On that condition, how do you think about the other parts of the
patch? I'd prefer to go with the last patch to make iconv_module
non-static.
Comment 14 Hidetoshi Tajima 2001-08-17 18:36:15 UTC
May I commit the 08/03/01 15:21 patch?
If I'm allowed, I'd include g_ascii_isspace in glib/gstrfuncs.c 
and commit together.

The fix of this bug is critical as this blucks cut&pate problem
and also blocks us from building glib with Solaris native iconv.
Comment 15 Hidetoshi Tajima 2001-08-18 04:25:15 UTC
I just noticed GNU gettext, fileutils, and libiconv
take different way to solve the similar problem.
Shoule glib also follow the same way by having 
intl/config.charset in the source tree, and install 
lib/charset.alias?
Comment 16 Owen Taylor 2001-09-26 22:47:49 UTC
I've been planning for a while to use the libcharset code
that the charset.alias comes from for a real implemention
of g_get_charset() so this might be the right approach;
just using the libcharset code would fix the cut-and-paste
problem.

However, I'm not sure that charset.alias will do what we
need for the reverse mapping; it's purpose is to map:
 
 nl_langinfo name => canonical name

And thus it might not have all entries you need to do:

 canonical name => iconv name

For a particular system. It probably will be _close_, so it
might be best to just go ahead, integrate libcharset,
then if necessry, augment charset.config to match our needs.

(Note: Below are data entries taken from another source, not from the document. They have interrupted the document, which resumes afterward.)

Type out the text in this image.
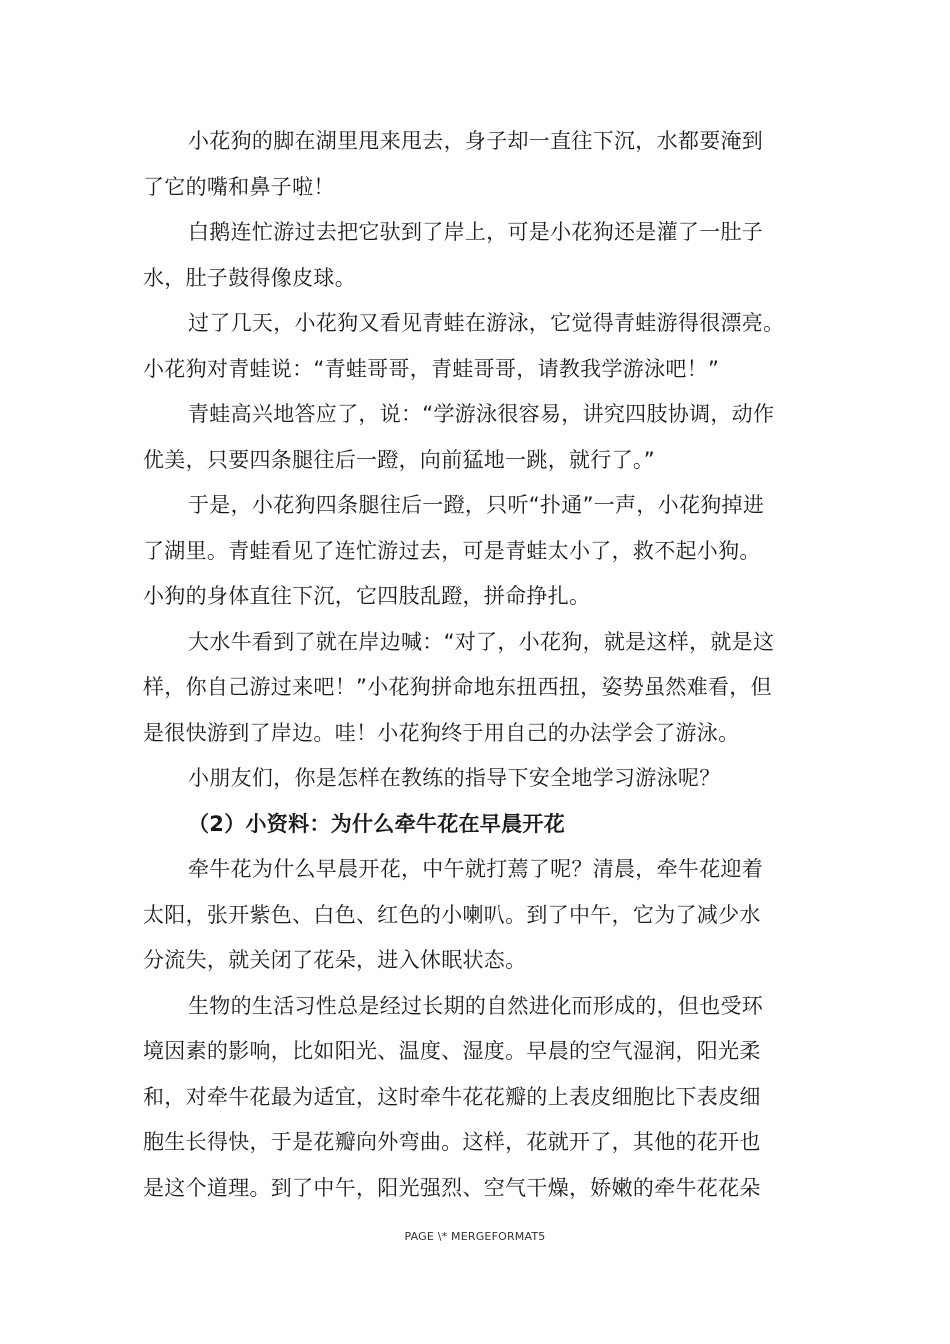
小花狗的脚在湖里甩来甩去，身子却一直往下沉，水都要淹到
了它的嘴和鼻子啦！

白鹅连忙游过去把它驮到了岸上，可是小花狗还是灌了一肚子
水，肚子鼓得像皮球。

过了几天，小花狗又看见青蛙在游泳，它觉得青蛙游得很漂亮。
小花狗对青蛙说：“青蛙哥哥，青蛙哥哥，请教我学游泳吧！”

青蛙高兴地答应了，说：“学游泳很容易，讲究四肢协调，动作
优美，只要四条腿往后一蹬，向前猛地一跳，就行了。”

于是，小花狗四条腿往后一蹬，只听“扑通”一声，小花狗掉进
了湖里。青蛙看见了连忙游过去，可是青蛙太小了，救不起小狗。
小狗的身体直往下沉，它四肢乱蹬，拼命挣扎。

大水牛看到了就在岸边喊：“对了，小花狗，就是这样，就是这
样，你自己游过来吧！”小花狗拼命地东扭西扭，姿势虽然难看，但
是很快游到了岸边。哇！小花狗终于用自己的办法学会了游泳。

小朋友们，你是怎样在教练的指导下安全地学习游泳呢？

（2）小资料：为什么牵牛花在早晨开花

牵牛花为什么早晨开花，中午就打蔫了呢？清晨，牵牛花迎着
太阳，张开紫色、白色、红色的小喇叭。到了中午，它为了减少水
分流失，就关闭了花朵，进入休眠状态。

生物的生活习性总是经过长期的自然进化而形成的，但也受环
境因素的影响，比如阳光、温度、湿度。早晨的空气湿润，阳光柔
和，对牵牛花最为适宜，这时牵牛花花瓣的上表皮细胞比下表皮细
胞生长得快，于是花瓣向外弯曲。这样，花就开了，其他的花开也
是这个道理。到了中午，阳光强烈、空气干燥，娇嫩的牵牛花花朵

PAGE \* MERGEFORMAT5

(One question is: what charsets do we guarantee to support? --
if we only guarantee UTF-8 and the result of g_get_charset()
then this might be sufficient.)



Comment 17 Owen Taylor 2001-09-27 00:30:59 UTC
I have most of the libcharset integration now, need to finish
a bit more cleanup before committing. Then I'll look at
using the aliases from that in the reverse direction for
iconv,
Comment 18 Owen Taylor 2001-09-27 02:50:21 UTC
I've checked in the libcharset based patch to CVS now. I'd appreciate
it if you could look at and see how close it is to fixing the problems
(and also just give it some basic testing ... on Linux I have no
real way of testing this code so it could be completely broken and
segfaulting right now.)
Comment 19 Hidetoshi Tajima 2001-10-12 17:41:48 UTC
My apologies for being late. 

I tested this on today's cvs HEAD build on Solaris8 sparc. Initially
it did not work, but with a one-line patch below,
things start working well. I've so far verified 
locales including C, en_US, zh, zh_TW, ko and ja locales 
for both EUC and UTF-8 encodings. In ja_JP.PCK(SJIS) and
zh_TW.BIG5, it works, too. No warning messages of iconv failure is
seen, and cut&paste operation worked well, too.

Here is the patch. Please review and check in.
Index: gconvert.c
===================================================================
RCS file: /cvs/gnome/glib/glib/gconvert.c,v
retrieving revision 1.23
diff -u -r1.23 gconvert.c
--- gconvert.c  2001/10/01 20:40:05     1.23
+++ gconvert.c  2001/10/12 17:41:02
@@ -111,7 +111,7 @@
   if (!try_conversion (to_codeset, from_codeset, &cd))
     {
       const char **to_aliases = _g_charset_get_aliases (to_codeset);
-      const char **from_aliases = _g_charset_get_aliases
(to_codeset);
+      const char **from_aliases = _g_charset_get_aliases
(from_codeset);
 
       if (from_aliases)
        {

Comment 20 Hidetoshi Tajima 2001-10-17 17:28:22 UTC
Verified the fix on my local build.
Marking the bug "FIXED".